Antonio Juliano, founder of the decentralized exchange dYdX, has suggested that crypto developers forget about serving customers in the United States for the next five to 10 years due to a hostile regulatory environment.
In a recent X (formerly Twitter) thread, the crypto veteran encouraged crypto builders to focus on experimenting in other markets and return to the US when the time is right.
"It’s not really worth the hassle / compromises. Most of the market is overseas anyways. Innovate there, find PMF, then come back with more leverage," he wrote.
Juliano's remarks were centered around startups rather than well-established projects.
He argued that startups could experience faster growth and user adoption by prioritizing markets outside the US, which are often more receptive and less restrictive.
The lack of clear rules and regulations surrounding cryptocurrencies in the US has been a significant concern within the industry.
Regulatory ambiguity, particularly regarding the jurisdiction of the US Securities and Exchange Commission and Commodity Futures Trading Commission, has hindered crypto's progress.
Juliano suggested that for the crypto sector to have more influence over US policy, it needs to grow further and amass substantial user bases.
Crypto Executives Weigh In On Discussion
In response to the controversial argument from Juliano, a number of crypto executives offered different perspectives.
Brian Armstrong, CEO of Coinbase, one of the leading cryptocurrency exchanges, said that progress in the US may happen sooner than expected.
"I see your point — but I think it will be better in a much shorter time. Probably by next year if I had to guess," Armstrong responded.
He expressed confidence in the US's ability to adapt and embrace cryptocurrencies.
Evgeny Gaevoy, CEO of Wintermute, also weighed in on the discussion, aligning with Juliano's view.
"Only I think it will be either 2-3 years if crypto is successful or never if it is not," Gaevoy stated.
He added that crypto builders should focus on overseas markets initially, and the US may only become crypto-friendly after significant growth and adoption.

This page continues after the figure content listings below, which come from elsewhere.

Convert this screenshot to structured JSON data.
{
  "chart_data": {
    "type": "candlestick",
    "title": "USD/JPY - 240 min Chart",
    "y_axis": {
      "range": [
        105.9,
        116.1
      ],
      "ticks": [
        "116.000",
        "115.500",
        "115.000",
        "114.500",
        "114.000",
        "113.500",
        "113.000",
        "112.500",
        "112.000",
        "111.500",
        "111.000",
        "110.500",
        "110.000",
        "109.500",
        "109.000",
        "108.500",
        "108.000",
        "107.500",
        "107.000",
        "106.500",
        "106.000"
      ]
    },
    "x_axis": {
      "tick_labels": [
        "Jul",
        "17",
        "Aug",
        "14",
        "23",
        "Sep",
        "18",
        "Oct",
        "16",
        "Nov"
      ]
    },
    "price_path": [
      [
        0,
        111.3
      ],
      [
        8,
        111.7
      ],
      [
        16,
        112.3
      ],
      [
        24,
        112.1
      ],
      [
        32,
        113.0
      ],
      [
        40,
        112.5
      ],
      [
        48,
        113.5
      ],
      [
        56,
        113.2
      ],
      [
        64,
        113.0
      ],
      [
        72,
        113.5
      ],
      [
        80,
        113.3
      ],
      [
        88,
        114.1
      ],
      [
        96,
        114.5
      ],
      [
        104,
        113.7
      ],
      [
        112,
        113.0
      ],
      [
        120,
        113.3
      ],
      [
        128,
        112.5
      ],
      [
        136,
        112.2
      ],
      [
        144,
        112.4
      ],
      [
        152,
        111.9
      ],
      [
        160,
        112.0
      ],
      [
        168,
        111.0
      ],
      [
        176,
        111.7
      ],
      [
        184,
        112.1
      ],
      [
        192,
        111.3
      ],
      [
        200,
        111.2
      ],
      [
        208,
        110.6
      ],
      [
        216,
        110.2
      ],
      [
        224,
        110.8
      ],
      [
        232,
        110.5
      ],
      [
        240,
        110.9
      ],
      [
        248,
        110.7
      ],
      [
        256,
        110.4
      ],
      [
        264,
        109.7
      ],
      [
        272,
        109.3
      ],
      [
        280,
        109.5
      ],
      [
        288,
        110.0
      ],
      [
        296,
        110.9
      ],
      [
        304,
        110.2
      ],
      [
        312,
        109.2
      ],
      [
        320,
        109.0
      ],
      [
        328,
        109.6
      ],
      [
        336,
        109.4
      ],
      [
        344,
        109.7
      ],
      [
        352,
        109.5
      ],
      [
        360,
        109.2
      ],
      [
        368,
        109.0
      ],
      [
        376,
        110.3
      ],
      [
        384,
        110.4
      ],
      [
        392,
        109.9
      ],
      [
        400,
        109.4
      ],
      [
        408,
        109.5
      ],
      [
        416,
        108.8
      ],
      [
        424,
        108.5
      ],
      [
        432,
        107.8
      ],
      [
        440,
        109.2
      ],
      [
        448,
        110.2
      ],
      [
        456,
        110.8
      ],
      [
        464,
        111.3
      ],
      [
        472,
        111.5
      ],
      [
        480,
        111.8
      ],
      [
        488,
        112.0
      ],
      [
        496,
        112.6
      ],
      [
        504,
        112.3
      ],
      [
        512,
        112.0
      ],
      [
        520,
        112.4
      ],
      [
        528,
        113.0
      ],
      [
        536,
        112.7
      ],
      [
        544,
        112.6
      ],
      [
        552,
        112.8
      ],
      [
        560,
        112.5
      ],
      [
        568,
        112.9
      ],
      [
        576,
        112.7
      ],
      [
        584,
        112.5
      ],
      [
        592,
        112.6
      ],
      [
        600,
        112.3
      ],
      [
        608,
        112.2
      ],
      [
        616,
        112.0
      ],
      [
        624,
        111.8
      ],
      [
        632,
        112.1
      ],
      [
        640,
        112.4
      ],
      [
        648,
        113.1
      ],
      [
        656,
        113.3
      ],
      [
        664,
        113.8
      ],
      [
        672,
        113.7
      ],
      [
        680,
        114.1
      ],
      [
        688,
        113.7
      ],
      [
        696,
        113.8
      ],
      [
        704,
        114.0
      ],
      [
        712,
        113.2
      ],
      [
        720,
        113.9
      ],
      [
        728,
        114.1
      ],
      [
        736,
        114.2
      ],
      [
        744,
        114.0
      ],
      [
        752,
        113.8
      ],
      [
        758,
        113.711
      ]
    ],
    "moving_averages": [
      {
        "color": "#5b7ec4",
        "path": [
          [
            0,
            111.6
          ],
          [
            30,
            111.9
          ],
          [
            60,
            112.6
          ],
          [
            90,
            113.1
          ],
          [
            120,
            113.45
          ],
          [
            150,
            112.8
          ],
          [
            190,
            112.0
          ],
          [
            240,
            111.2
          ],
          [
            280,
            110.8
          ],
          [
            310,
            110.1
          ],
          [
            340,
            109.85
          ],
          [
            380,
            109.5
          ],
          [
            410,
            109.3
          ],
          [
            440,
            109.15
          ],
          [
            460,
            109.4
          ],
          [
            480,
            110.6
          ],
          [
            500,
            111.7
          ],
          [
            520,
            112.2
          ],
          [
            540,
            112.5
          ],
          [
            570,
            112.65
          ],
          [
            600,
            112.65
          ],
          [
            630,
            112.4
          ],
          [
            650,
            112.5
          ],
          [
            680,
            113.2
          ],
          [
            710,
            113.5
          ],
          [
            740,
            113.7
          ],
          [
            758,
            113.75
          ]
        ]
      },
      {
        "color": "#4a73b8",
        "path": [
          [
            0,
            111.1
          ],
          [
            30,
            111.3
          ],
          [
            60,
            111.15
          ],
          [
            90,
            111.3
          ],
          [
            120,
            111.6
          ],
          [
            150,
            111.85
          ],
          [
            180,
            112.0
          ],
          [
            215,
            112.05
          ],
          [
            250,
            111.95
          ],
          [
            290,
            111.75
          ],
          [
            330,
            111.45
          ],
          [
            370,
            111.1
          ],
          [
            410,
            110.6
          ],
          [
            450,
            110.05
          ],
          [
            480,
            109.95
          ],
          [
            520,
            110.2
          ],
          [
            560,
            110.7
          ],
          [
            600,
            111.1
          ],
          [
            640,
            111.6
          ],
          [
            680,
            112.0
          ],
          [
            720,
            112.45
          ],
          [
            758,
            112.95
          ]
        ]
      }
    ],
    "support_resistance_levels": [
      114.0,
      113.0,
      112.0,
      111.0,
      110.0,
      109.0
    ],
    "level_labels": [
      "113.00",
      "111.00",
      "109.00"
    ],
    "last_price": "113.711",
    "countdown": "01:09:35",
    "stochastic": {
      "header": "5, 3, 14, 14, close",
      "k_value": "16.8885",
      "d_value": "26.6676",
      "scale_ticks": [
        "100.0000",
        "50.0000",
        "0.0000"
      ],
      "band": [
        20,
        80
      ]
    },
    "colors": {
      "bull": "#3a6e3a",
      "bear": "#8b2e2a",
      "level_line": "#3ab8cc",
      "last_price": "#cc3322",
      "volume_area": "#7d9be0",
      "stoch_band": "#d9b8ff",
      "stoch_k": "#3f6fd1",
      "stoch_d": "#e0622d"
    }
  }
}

Nevertheless, Juliano also acknowledged the importance of crypto policy work in the US, recognizing that it takes time to influence policy and that much of the world follows the US's lead.
He claimed that there is a need for crypto products with massive usage and strong user demand to shape policy decisions.
"Crypto not yet having world-scale usage/product market fit means we don't yet have much influence in policy. We need to have products with massive usage where users say, 'wait, I need this,'" Juliano stated.
It is worth noting that the regulatory ambiguity in the US has forced crypto companies to explore other markets such as the UK and Brazil, where regulations are clearer.
Coinbase is already expanding its global virtual currency footprint aggressively with operations in Germany, Ireland, Italy, and the Netherlands.
The company is also considering a potential move to the UK and Dubai for a friendlier regulatory environment.
Likewise, Binance is doing what it can to be regulated in the UK despite a ban on the company by the UK regulator last year.